“Kami rasa bahwa acara sambutan dengan menggunakan tarian khas milik Ada’ Mappurondo (Mangngajo) yang dilakukan oleh GPIT di lakahang adalah tarian ritual milik Mappurondo. Karena tidak dipungkiri ada banyak budaya di kabupaten Mamasa yang umum bisa dipakai dan ada memang budaya ritual yang diwariskan dari nenek moyang pitu ulunna salu yang dilestarikan dan dijaga oleh penganut penghayat kepercayaan Ada’ Mappurondo hingga saat ini,” tutur Sarlis.
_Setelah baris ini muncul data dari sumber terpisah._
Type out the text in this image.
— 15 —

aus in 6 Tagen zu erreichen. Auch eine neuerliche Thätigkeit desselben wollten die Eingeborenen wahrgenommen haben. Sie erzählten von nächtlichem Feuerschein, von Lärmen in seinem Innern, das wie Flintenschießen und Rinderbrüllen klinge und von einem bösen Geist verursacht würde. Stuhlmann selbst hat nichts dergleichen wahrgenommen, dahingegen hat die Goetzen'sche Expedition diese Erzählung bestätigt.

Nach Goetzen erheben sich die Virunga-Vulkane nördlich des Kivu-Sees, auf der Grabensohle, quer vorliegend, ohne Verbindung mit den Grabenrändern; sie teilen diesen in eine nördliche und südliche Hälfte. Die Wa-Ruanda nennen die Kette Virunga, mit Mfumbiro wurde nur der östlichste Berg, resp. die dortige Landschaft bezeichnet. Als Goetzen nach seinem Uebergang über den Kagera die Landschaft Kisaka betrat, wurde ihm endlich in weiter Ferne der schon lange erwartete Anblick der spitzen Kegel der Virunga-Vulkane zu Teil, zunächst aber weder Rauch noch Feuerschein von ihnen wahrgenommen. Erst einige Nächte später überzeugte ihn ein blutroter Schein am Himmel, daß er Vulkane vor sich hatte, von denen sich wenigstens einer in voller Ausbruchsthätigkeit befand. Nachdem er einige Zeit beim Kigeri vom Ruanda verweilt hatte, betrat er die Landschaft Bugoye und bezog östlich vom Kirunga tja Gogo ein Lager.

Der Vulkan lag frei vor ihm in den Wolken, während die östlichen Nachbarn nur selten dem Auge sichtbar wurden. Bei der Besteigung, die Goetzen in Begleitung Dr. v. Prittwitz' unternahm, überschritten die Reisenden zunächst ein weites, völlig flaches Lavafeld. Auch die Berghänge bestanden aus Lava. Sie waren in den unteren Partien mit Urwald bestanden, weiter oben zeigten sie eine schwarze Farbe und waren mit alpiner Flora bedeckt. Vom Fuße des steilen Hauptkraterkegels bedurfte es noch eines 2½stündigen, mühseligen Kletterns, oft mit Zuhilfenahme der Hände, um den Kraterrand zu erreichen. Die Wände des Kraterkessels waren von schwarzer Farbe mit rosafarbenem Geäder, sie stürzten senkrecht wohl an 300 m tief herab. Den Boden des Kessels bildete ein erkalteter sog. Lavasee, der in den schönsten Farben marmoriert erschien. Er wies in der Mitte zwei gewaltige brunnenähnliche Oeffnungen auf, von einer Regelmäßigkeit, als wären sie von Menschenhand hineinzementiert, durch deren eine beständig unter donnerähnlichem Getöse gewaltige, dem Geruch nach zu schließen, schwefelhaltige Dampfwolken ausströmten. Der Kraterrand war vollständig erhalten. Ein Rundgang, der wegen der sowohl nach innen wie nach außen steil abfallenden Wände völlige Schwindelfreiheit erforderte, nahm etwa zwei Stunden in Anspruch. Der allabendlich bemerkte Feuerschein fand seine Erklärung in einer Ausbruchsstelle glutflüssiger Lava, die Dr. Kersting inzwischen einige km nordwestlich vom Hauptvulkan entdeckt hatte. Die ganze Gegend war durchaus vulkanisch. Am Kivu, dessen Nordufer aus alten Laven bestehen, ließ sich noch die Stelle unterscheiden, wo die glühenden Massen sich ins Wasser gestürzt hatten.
Untuk itu Sarlis menyebut, masyarakat Mamasa khususnya di Pitu Ulunna Salu perlu memahami lebih lanjut tentang budaya ritual yang dimiliki adat Mappurondo sehinggat tidak mengganggu ketemtraman sesama penganut agama dan kepercayaan.
“Banyak masyarakat Pitu Ulunna Salu bahkan masyarakat kabupaten Mamasa belum paham budaya ritual yang dimiliki oleh Penghayat Kepercayaan Ada’ Mappurondo terkhusus bagi pemeluk Agama. Padahal budaya ritual yang diyakini oleh penganut Ada’ Mappurondo yang turun-temurun diwariskan oleh nenek moyang,” sambung Sarlis.
Dengan adanya hal tersebut, tokoh adat Mappurondo ini menilai GPIT telah menodai kesakralan Adat Mappurondo.
“Masyarakat penganut Penghayat Kepercayaan merasa ternodai dan akan menindak lanjuti apa yang dilakukan pada kegiatan acara penyambutan Pj Bupati Mamasa oleh GPIT Jemaat Mentari Lakahang,” ungkapnya.
Saat ini redaksi mekora.id belum melakukan konfirmasi pada pengurus GPIT perihal penggunaan tarian “Mangngajo” di Lakahang.
Demi kesinambungan Informasi, redaksi mekora.id akan berupaya melakukan konfirmasi pada pihak terkait.